Week 7 Lex 1: Magnetostatics in free space-I

Having studied the force on a static charge due to a static chrage distribution
elsewhere (source) which was the fundamental problem of Electrostatics we now turn to studying the forces due to charges moving steadily on each other. Steadily moving charges constitute steady currents and Magnetostatics studies the forces affecting such currents. Two such current carrying conductors exert a force/unit length on each other whose direction is dependent on the direction of the steady current I. These forces are not electrostatic forces as current carrying conductors are overall neutral.


Just as in electrostatics, the fundamental problem of magnetostatics is to find the force on a test current placed at the field point due to an arbitrary current distribution elsewhere ( source currents). The starting point of magnetostatics is the Lorentz force law which is a fundamental law the force on a charge q moving with a velocity v in a magnetic field B is given as F=q v X B . For an electric field also present the force is as we know to be F=qE and this must be added to the previous expression. Moreover as this force is always perpendicular to the velocity v, magnetic forces do not do any work. It is now simple to integrate this force over the length of the conductor to find out the total force on a conductor carrying a steady current I to be F=I∫ dl X B


This is the case for what we call as a line current. Of course just like in electrostatics we can move surface charges in steady motion constitute a steady surface current density K which is the current flowing/ unit length perpendicular to the direction of flow. The magnetic force in this case is given as F=∫ ( K X B).da where the integral is now taken over a surface S. We can similarly define a volume current density J which is the current/unit area oriented perpendicular to the direction of flow.
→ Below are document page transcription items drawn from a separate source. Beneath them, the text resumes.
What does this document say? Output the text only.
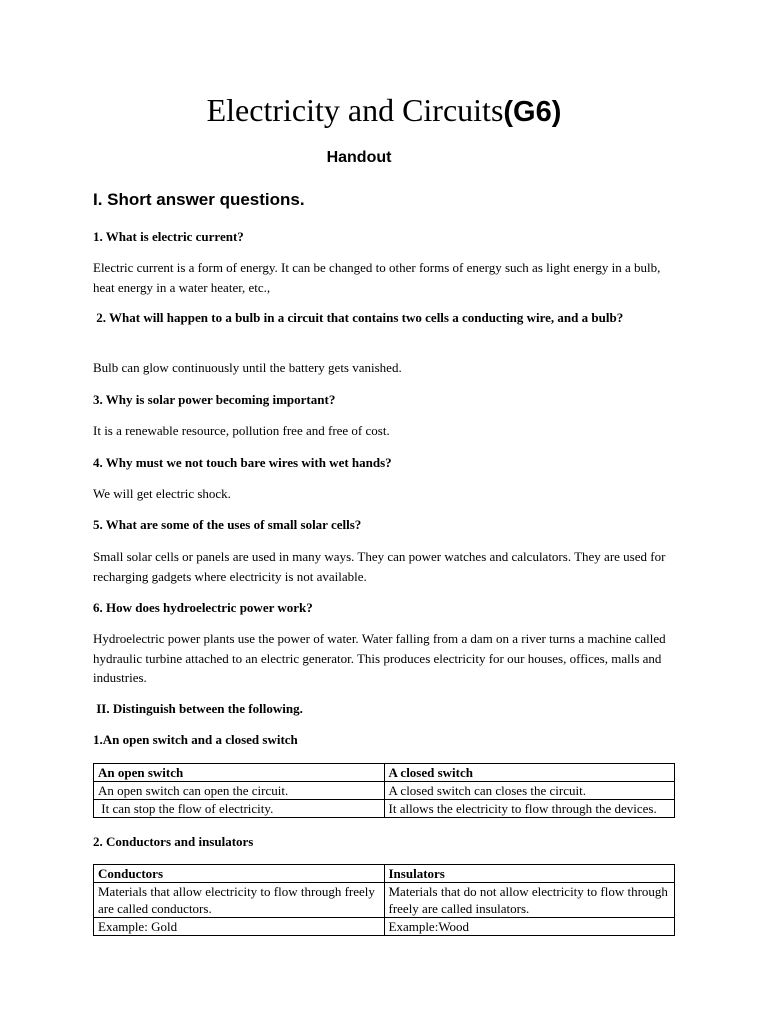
Electricity and Circuits(G6)
Handout
I. Short answer questions.
1. What is electric current?
Electric current is a form of energy. It can be changed to other forms of energy such as light energy in a bulb, heat energy in a water heater, etc.,
2. What will happen to a bulb in a circuit that contains two cells a conducting wire, and a bulb?
Bulb can glow continuously until the battery gets vanished.
3. Why is solar power becoming important?
It is a renewable resource, pollution free and free of cost.
4. Why must we not touch bare wires with wet hands?
We will get electric shock.
5. What are some of the uses of small solar cells?
Small solar cells or panels are used in many ways. They can power watches and calculators. They are used for recharging gadgets where electricity is not available.
6. How does hydroelectric power work?
Hydroelectric power plants use the power of water. Water falling from a dam on a river turns a machine called hydraulic turbine attached to an electric generator. This produces electricity for our houses, offices, malls and industries.
II. Distinguish between the following.
1.An open switch and a closed switch
An open switch	A closed switch
An open switch can open the circuit.	A closed switch can closes the circuit.
It can stop the flow of electricity.	It allows the electricity to flow through the devices.
2. Conductors and insulators
Conductors	Insulators
Materials that allow electricity to flow through freely are called conductors.	Materials that do not allow electricity to flow through freely are called insulators.
Example: Gold	Example:Wood
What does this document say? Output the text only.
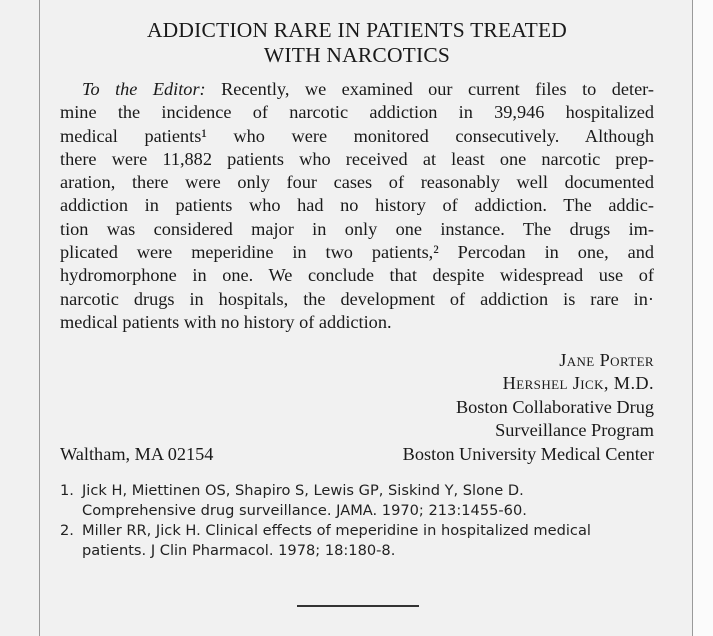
ADDICTION RARE IN PATIENTS TREATED
WITH NARCOTICS
To the Editor: Recently, we examined our current files to deter-
mine the incidence of narcotic addiction in 39,946 hospitalized
medical patients¹ who were monitored consecutively. Although
there were 11,882 patients who received at least one narcotic prep-
aration, there were only four cases of reasonably well documented
addiction in patients who had no history of addiction. The addic-
tion was considered major in only one instance. The drugs im-
plicated were meperidine in two patients,² Percodan in one, and
hydromorphone in one. We conclude that despite widespread use of
narcotic drugs in hospitals, the development of addiction is rare in·
medical patients with no history of addiction.
Jane Porter
Hershel Jick, M.D.
Boston Collaborative Drug
Surveillance Program
Boston University Medical Center
Waltham, MA 02154
1. Jick H, Miettinen OS, Shapiro S, Lewis GP, Siskind Y, Slone D.
Comprehensive drug surveillance. JAMA. 1970; 213:1455-60.
2. Miller RR, Jick H. Clinical effects of meperidine in hospitalized medical
patients. J Clin Pharmacol. 1978; 18:180-8.
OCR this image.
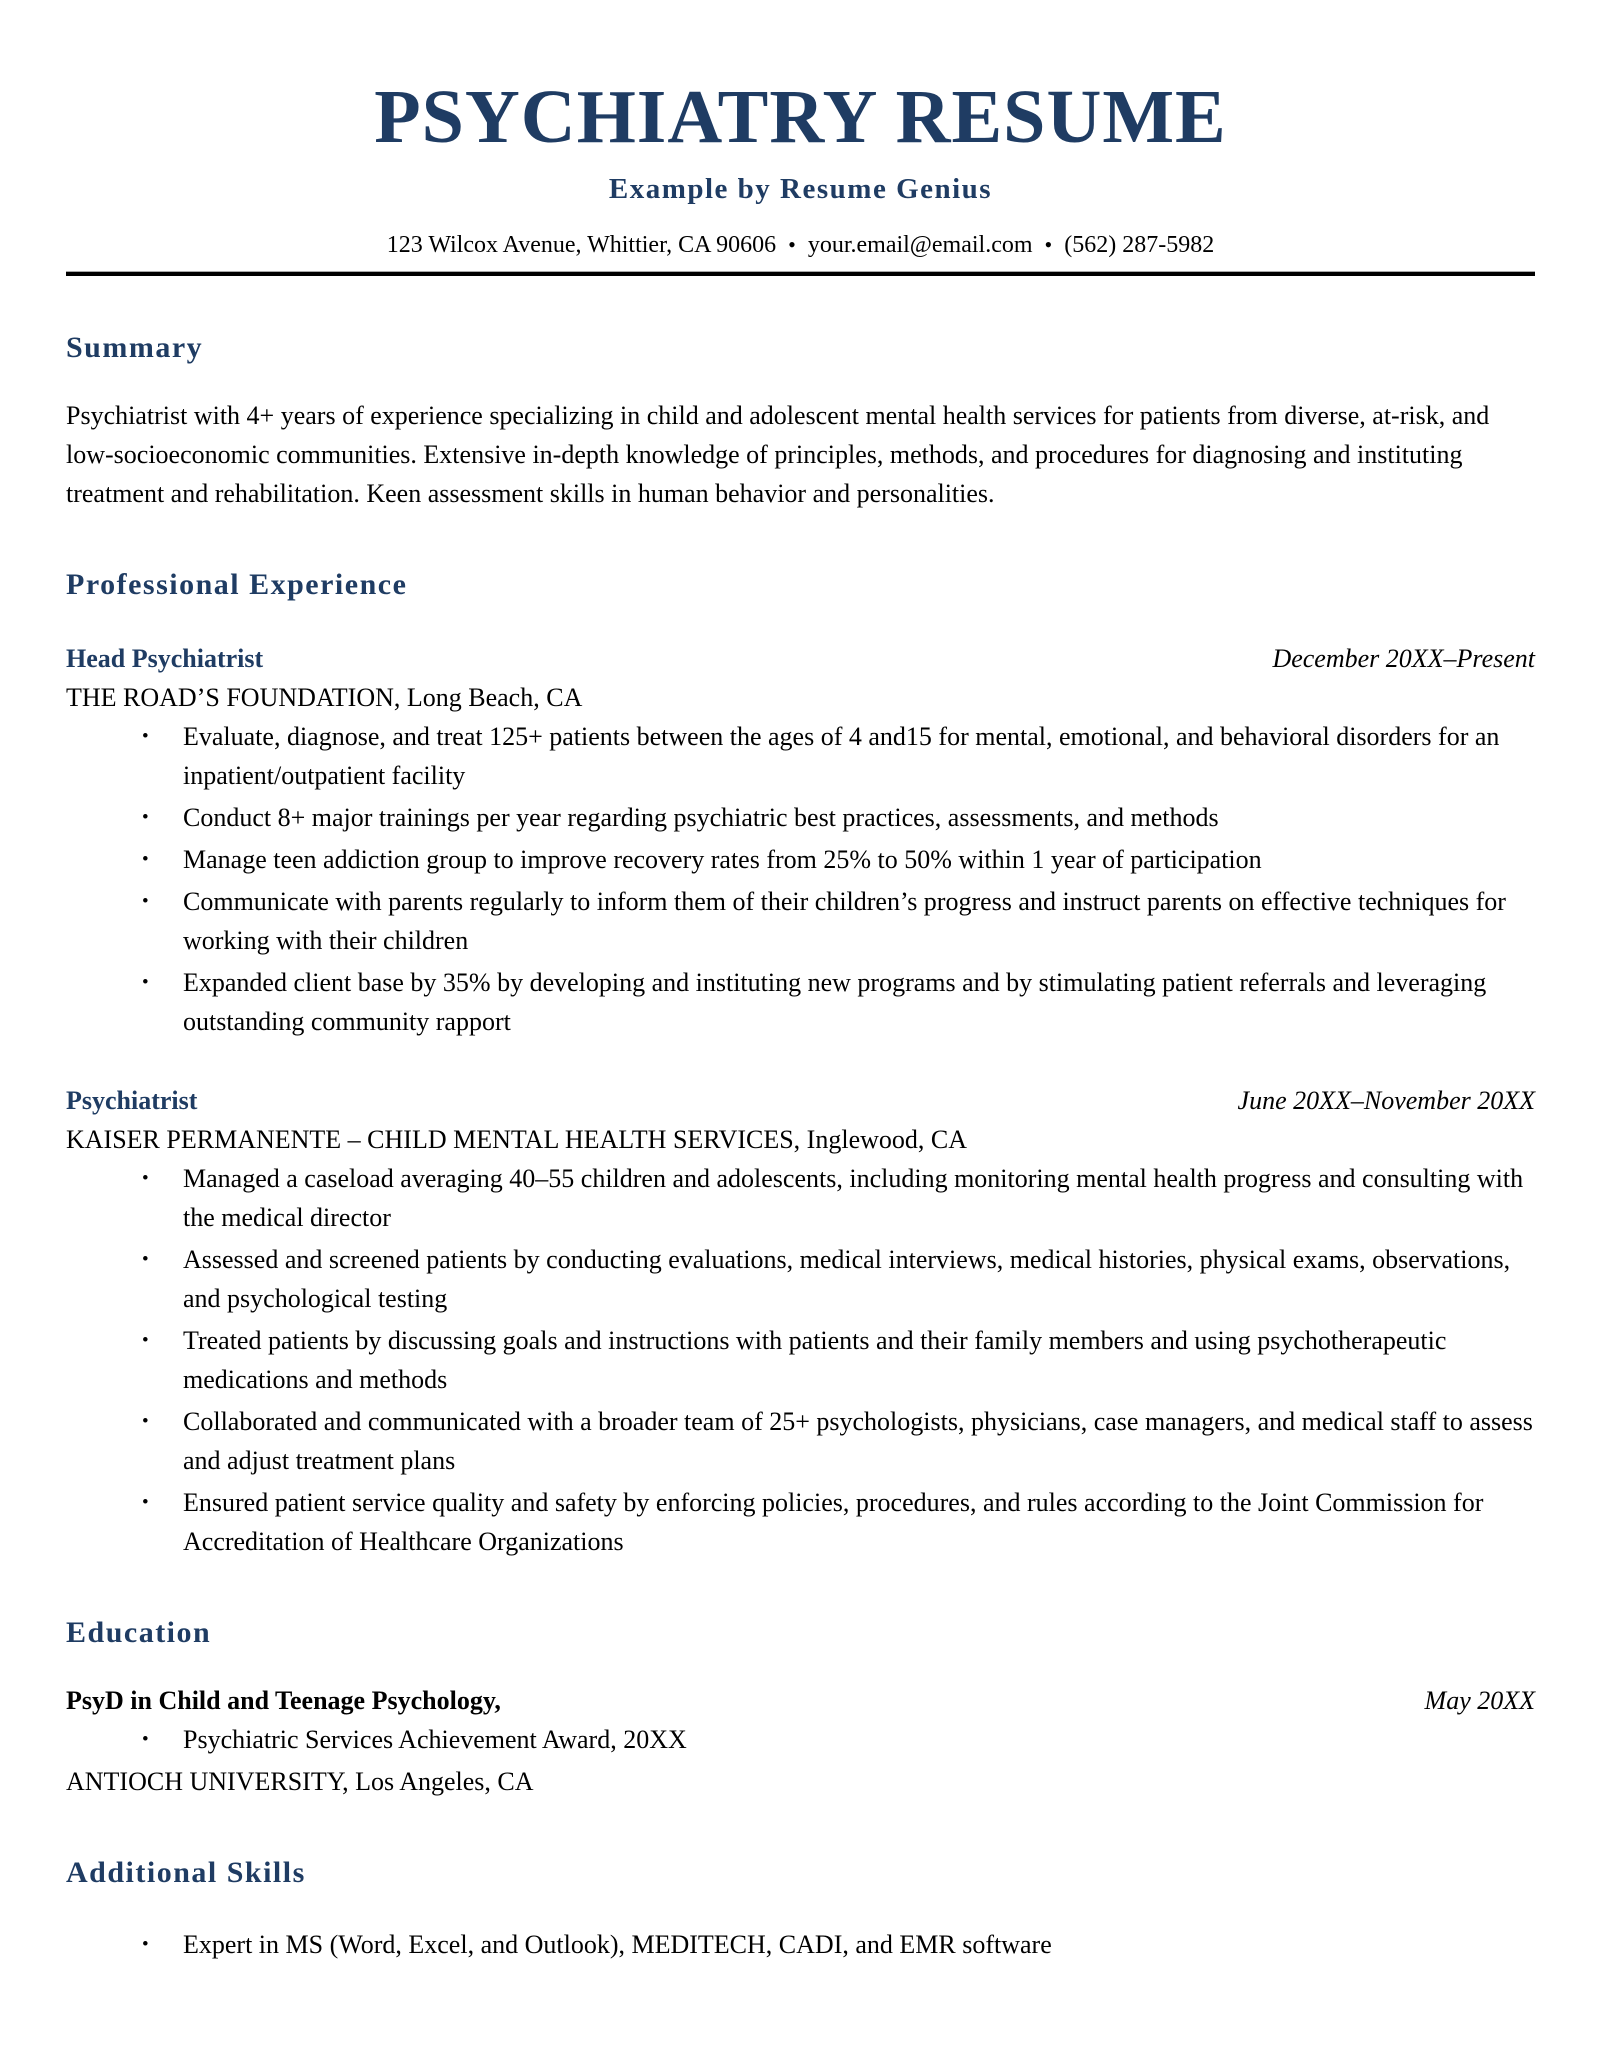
PSYCHIATRY RESUME
Example by Resume Genius
123 Wilcox Avenue, Whittier, CA 90606 • your.email@email.com • (562) 287-5982
Summary

Psychiatrist with 4+ years of experience specializing in child and adolescent mental health services for patients from diverse, at-risk, and low-socioeconomic communities. Extensive in-depth knowledge of principles, methods, and procedures for diagnosing and instituting treatment and rehabilitation. Keen assessment skills in human behavior and personalities.

Professional Experience
Head Psychiatrist	December 20XX–Present
THE ROAD’S FOUNDATION, Long Beach, CA
• Evaluate, diagnose, and treat 125+ patients between the ages of 4 and15 for mental, emotional, and behavioral disorders for an inpatient/outpatient facility
• Conduct 8+ major trainings per year regarding psychiatric best practices, assessments, and methods
• Manage teen addiction group to improve recovery rates from 25% to 50% within 1 year of participation
• Communicate with parents regularly to inform them of their children’s progress and instruct parents on effective techniques for working with their children
• Expanded client base by 35% by developing and instituting new programs and by stimulating patient referrals and leveraging outstanding community rapport
Psychiatrist	June 20XX–November 20XX
KAISER PERMANENTE – CHILD MENTAL HEALTH SERVICES, Inglewood, CA
• Managed a caseload averaging 40–55 children and adolescents, including monitoring mental health progress and consulting with the medical director
• Assessed and screened patients by conducting evaluations, medical interviews, medical histories, physical exams, observations, and psychological testing
• Treated patients by discussing goals and instructions with patients and their family members and using psychotherapeutic medications and methods
• Collaborated and communicated with a broader team of 25+ psychologists, physicians, case managers, and medical staff to assess and adjust treatment plans
• Ensured patient service quality and safety by enforcing policies, procedures, and rules according to the Joint Commission for Accreditation of Healthcare Organizations
Education
PsyD in Child and Teenage Psychology,	May 20XX
• Psychiatric Services Achievement Award, 20XX
ANTIOCH UNIVERSITY, Los Angeles, CA
Additional Skills
• Expert in MS (Word, Excel, and Outlook), MEDITECH, CADI, and EMR software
The magnetic force is now given as F=∫ ( J X B).dτ where the integral now must be taken over a volume τ.


As ∫ J.da= over a CLOSED surface S is the total current through the surface this can be related to the total change of charge density with time inside the volume enclosed by the surface S because total charge is always conserved. Using the divergence theorem we arrive at the continuity equations which states that ∇ .J is equal to the -ve of the rate of change of charge density ρ with time t. For steady currents, the charge density is constant in time as steady flow of charges should not have charge piling up anywhere. So for steady currents Div J=0


The analog of the Coulombs law for Magnetostatics is the Biot Savarts Law for magnetic fields due to steady currents. Please note that the fundamental law of Magnetism is the Lorenz force law and Biot Savart Law is a consequence of the Lorentz Force Law. Just as in coulombs law the magnetic field B due to a steady current is given by the integral of the cross product of the current vector
I=I dl'cap with the unit separation vector from the source point to the field point divided by the square of the separation vector.
The generalization to surface currents K and volume currents J is as usual.
Please check Eg 5.1 to 5.6 in Griffiths


Its easy to see that the magnetic field of an infinite staright line current circulates around the conductor according to the right hand rule in an azimuthal ( plus/minus  φ cap ) direction. The Curl of B can easily be calculated by seeing that the circulation of B over a loop C is ∫ B.dl=μ₀ I_enc where I is the current ENCLOSED by the loop C. This called Amperes law and is the analog of the Gauss Law for Electrostatics. Now using Stokes theorem its easy to see that 
∇ X B =μ₀ J where J is the volume current density. For surface currents J is to be replaced by K.


The divergence of B is ∇. B=0 . This is unlike electrostatics where Div E is equal to the charge density/epsilon zero. There are no free magnetic charges and the magnetic field lines are always CLOSED. This can be easily proved for a volume current density J using similar techniques to those in electrostatics. ( Refer to Griffiths for the derivation where like before they show that a surface contribution from the boundary is ZERO.)


Please read Section 5.34 Griffiths for a comparison of Electrostatics and Magnetostatics. Also look through the Eg. 5.7-5.10 Griffiths.